Since the home opened on the feast of the Visitation, May 31, 2005, it has welcomed hundreds of women and their children, the website says.
“We’re a life-saving ministry,” Mrs. Cahill said.
That’s exemplified by the story told by a current resident who called herself simply Lyne.
“I’m not ready to be a mother,” she told her case manager, who suggested she call Visitation House. Lyne didn’t; she’d planned to end her pregnancy.
But one day, alone and in need of help, she called. She said she was having pains related to her pregnancy. “Laurie … wanted to meet me.” And, though not feeling well, “I wanted to meet her so bad,” Lyne said.
When she got to Visitation House, they thought she should be seen by a doctor. So, Grace Cheffers, executive director, who is a mother of 11 and a member of Immaculate Heart of Mary Parish in Winchendon, drove her to the emergency room.
Upon her release, Lyne returned to Visitation House and within weeks her baby was born via cesarean section.
After giving birth, “I still wasn’t ready to be a mother; I was still taking my depression medication,” she said.
“Grace, Jennifer, Laurie – they taught me how to be a mother,” she said. “They were always ready to listen to me.” (Jennifer de De Mora, the mother of two teenagers, from St. Mark Parish in Sutton, is Visitation House’s director of operations.)
Lyne smiled at her child, and continued her story, “Now I learned to love my baby and I love him so much.”
“He loves her so much,” interjected Mrs. Cahill.
“I’m much better now,” Lyne continued. “I can smile. I can laugh.
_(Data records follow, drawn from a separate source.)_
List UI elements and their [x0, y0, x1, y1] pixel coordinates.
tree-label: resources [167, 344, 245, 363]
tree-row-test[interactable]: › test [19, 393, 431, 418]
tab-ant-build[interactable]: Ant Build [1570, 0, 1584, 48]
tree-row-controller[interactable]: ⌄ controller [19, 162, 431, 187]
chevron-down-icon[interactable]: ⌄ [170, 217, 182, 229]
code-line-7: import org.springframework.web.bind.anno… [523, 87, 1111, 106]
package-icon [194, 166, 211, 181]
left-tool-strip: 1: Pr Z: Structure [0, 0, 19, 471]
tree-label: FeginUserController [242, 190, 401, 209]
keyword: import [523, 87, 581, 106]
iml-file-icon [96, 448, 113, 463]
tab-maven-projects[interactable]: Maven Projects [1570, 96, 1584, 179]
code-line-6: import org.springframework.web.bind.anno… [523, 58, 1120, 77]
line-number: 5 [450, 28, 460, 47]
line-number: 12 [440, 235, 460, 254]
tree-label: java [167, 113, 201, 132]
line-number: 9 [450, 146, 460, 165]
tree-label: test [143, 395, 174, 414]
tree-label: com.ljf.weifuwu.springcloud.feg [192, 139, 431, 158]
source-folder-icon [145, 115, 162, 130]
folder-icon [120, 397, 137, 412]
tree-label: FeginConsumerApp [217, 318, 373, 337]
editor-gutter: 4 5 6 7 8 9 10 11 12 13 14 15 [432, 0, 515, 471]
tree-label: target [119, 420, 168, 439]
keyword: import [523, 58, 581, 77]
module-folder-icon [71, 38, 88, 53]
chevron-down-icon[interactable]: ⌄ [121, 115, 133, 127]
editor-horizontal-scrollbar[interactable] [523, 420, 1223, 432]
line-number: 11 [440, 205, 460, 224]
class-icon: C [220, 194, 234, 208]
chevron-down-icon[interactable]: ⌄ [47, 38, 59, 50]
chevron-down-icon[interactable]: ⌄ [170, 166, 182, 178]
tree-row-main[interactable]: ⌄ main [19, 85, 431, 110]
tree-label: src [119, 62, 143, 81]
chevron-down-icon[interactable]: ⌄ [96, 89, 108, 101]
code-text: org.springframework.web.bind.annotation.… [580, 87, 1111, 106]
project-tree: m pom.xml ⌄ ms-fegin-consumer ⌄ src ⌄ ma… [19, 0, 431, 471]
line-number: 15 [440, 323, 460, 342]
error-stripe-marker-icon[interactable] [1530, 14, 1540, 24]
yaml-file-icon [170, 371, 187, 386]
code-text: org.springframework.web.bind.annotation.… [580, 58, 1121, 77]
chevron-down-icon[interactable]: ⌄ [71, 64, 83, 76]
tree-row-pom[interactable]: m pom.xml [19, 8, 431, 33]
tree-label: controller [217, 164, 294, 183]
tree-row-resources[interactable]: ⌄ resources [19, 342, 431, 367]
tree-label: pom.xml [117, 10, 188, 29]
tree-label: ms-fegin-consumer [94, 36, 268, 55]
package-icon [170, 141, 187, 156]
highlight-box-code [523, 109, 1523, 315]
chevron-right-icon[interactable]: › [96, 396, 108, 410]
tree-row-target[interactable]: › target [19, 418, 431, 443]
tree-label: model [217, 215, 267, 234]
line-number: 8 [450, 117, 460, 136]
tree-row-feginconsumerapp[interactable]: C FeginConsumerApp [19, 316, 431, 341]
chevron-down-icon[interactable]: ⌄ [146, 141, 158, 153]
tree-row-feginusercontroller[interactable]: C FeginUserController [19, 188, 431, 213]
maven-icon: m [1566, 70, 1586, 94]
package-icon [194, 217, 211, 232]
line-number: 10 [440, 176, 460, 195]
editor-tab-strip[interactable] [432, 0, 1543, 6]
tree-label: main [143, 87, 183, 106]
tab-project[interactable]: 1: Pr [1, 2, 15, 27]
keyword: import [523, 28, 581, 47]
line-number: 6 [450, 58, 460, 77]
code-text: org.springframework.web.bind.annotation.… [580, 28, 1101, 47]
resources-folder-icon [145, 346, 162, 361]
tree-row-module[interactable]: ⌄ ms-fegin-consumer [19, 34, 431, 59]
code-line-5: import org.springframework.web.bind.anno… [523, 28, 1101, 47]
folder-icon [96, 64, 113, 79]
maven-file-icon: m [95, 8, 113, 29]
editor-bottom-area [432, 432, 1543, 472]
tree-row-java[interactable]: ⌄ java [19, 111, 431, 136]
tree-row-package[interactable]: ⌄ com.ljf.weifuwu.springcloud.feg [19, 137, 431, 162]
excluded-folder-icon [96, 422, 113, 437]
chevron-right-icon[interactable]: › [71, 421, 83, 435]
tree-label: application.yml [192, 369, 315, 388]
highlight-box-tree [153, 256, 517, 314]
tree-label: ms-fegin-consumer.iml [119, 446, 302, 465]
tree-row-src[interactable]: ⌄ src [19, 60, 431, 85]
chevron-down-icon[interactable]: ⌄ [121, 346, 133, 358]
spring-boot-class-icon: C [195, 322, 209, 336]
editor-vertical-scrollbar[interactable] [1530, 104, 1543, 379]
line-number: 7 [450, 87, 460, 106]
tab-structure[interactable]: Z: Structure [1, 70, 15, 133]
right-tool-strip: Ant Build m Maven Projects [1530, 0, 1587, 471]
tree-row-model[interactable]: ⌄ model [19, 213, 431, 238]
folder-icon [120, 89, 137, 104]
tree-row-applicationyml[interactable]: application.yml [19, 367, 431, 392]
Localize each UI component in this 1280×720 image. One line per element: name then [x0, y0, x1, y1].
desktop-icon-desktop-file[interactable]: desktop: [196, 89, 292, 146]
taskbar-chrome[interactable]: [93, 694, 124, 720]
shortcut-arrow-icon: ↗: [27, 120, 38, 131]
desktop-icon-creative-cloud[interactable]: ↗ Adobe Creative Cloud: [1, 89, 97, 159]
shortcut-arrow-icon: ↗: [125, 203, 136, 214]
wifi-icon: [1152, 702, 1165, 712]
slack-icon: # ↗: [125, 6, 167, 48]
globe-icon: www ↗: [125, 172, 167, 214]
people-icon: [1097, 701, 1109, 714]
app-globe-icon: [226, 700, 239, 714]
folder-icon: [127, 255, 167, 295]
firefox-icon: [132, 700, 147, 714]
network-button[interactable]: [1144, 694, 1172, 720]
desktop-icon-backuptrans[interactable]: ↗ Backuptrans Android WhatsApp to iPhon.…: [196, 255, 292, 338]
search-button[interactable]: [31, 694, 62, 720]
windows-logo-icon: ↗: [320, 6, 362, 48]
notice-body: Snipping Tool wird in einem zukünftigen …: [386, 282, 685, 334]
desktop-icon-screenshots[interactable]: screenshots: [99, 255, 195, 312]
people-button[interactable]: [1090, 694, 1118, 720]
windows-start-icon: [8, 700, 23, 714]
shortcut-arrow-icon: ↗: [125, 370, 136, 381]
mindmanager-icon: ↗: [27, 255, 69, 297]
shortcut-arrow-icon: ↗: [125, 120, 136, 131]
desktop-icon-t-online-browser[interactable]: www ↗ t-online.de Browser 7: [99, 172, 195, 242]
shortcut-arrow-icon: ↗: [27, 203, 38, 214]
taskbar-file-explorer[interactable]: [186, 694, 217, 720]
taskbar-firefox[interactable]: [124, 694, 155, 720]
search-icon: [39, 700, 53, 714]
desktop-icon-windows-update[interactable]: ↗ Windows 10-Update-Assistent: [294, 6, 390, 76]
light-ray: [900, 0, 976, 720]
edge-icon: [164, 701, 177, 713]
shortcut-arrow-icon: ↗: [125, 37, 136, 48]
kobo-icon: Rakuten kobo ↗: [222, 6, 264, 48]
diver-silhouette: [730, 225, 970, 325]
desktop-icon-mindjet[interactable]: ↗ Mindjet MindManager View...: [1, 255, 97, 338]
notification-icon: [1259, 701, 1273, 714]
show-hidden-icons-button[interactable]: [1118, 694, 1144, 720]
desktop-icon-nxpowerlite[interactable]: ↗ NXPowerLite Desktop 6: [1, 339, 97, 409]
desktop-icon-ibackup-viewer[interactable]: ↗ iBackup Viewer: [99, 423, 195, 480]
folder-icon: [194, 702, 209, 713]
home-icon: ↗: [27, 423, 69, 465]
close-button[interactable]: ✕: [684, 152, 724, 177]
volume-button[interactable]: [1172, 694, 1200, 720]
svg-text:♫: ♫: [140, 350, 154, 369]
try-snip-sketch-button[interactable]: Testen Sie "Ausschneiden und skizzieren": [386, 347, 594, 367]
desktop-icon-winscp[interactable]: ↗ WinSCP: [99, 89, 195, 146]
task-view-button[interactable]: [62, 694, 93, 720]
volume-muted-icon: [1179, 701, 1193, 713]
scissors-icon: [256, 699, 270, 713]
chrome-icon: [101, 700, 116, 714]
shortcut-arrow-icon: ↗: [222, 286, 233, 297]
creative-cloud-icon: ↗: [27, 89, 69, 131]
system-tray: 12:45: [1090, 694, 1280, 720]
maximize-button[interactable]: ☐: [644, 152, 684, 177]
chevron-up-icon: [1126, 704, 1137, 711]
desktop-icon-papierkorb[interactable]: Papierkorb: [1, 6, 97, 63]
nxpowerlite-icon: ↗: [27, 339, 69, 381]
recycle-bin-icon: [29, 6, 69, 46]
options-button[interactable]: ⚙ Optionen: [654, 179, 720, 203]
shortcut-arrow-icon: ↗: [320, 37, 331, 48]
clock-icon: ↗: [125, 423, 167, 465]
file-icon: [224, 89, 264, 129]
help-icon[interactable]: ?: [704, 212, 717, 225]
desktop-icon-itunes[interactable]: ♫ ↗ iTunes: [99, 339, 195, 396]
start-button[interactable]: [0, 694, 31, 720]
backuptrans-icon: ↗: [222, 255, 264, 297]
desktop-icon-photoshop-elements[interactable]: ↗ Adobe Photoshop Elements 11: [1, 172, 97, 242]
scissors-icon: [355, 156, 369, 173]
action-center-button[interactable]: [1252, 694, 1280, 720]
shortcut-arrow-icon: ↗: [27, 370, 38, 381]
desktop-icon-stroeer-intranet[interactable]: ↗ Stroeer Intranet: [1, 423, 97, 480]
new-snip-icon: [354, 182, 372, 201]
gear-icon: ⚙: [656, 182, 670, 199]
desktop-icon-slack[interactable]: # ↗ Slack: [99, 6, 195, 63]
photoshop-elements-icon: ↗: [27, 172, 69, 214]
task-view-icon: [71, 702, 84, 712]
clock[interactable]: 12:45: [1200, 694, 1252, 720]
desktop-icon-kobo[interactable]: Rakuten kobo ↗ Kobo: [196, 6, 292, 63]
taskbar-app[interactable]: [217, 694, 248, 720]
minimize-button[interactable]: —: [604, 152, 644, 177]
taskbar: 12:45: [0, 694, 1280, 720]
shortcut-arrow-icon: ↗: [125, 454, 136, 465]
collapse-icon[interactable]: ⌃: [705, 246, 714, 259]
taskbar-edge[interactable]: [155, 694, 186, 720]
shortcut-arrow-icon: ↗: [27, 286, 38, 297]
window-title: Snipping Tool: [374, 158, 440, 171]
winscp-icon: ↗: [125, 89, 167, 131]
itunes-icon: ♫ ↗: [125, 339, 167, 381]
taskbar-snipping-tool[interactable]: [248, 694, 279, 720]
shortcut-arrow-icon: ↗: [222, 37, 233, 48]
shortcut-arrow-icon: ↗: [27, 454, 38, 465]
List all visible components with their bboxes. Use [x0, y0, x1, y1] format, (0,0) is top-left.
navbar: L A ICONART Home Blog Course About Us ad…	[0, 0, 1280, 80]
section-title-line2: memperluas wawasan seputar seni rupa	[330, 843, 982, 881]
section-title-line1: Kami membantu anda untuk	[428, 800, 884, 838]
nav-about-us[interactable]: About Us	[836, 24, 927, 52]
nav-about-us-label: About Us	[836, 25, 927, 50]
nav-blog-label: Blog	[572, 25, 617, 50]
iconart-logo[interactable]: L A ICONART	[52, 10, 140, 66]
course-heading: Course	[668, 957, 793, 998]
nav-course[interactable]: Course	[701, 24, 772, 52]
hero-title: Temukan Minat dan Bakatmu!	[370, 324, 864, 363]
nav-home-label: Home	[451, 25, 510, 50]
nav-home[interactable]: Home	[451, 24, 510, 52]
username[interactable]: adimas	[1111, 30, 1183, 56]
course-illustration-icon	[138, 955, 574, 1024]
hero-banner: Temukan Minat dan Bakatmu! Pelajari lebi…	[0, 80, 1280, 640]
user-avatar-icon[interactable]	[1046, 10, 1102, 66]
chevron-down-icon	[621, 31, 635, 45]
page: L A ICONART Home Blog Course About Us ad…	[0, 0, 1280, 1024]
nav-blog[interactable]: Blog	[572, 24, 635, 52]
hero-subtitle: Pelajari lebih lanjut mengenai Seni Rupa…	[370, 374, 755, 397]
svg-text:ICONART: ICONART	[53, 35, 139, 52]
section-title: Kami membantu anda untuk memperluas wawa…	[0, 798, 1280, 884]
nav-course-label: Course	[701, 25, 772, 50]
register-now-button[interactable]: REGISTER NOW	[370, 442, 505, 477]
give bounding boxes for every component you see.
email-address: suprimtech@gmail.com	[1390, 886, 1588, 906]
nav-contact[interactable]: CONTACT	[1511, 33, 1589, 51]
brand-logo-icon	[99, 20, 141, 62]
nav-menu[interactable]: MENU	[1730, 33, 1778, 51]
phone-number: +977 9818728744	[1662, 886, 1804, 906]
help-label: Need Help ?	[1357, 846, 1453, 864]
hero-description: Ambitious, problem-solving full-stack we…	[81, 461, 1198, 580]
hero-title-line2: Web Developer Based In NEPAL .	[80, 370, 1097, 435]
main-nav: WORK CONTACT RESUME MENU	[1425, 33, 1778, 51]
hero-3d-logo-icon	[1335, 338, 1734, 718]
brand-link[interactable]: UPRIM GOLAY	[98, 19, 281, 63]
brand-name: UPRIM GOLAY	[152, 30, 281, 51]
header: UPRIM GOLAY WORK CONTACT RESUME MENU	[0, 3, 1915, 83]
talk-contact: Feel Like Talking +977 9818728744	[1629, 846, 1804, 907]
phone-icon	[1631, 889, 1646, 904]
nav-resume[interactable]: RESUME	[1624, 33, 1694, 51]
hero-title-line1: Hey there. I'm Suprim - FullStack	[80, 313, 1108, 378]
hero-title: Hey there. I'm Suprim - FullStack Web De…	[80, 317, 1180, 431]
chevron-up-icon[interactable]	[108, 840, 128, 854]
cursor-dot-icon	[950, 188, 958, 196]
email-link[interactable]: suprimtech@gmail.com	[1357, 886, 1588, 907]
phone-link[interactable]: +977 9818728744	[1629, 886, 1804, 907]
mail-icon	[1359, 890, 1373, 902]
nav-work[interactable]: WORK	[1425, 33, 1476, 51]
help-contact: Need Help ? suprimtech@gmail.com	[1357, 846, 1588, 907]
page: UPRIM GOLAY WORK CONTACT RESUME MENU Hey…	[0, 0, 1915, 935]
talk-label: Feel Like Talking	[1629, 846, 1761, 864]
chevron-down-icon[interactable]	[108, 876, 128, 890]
I met new friends. … I’m trying so hard to be a good mother for my baby. … He’s my everything.”
She said she had been afraid to tell her family she was pregnant, because they might reject her. Now some know about her baby and are so happy, she said.
LIFE CHANGING
“Being a mom changed my life completely,” said former resident Janellys. “Ever since I was young and started babysitting, I wondered what it would be like to have that bond with a child.” With her baby, Alyna Faith, it’s “like having a little best friend that is always with you,” she said. “I’ve learned how to love unconditionally, that it’s like having my heart outside my body. She’s literally like my heart walking around.”
In Visitation House classes the mothers learned “how important it is to have that bond with your child,” she said.
Being a mother is very hard, but beautiful, a former Visitation House resident called Camila said through a translator. You’re happy when your baby is happy, sad when she is hurt. You worry, knowing she can’t tell you if something bothers her.
Camila said she doesn’t have enough physical and emotional support, but she’s thankful to God and her daughter, Esther, who has kept her out of the depression women feel when they feel alone.
Asked if Visitation House has helped her, Camila said one class taught the mothers how to protect their emotions and their children’s emotions from people or things beyond their control. She spoke of protecting yourself from negative people and people who put you down because you’re a single mother.
“I like being a mom,” said a former resident who used the pseudonym, Vanessa. The baby “made me stronger than I thought I am.”
“I used to just give up a lot,” Vanessa explained. “I don’t get mad as much no more,” because her baby brought her peace.
A friend told her about Visitation House, she said.
“I learned how to be independent,” she said. “I made very good friends here.”
When the mothers understand that God has put them on earth for a purpose, that they were not created by chance, they can give that gift to their children, Mrs. de De Mora said. The children can learn that they too are here for a purpose.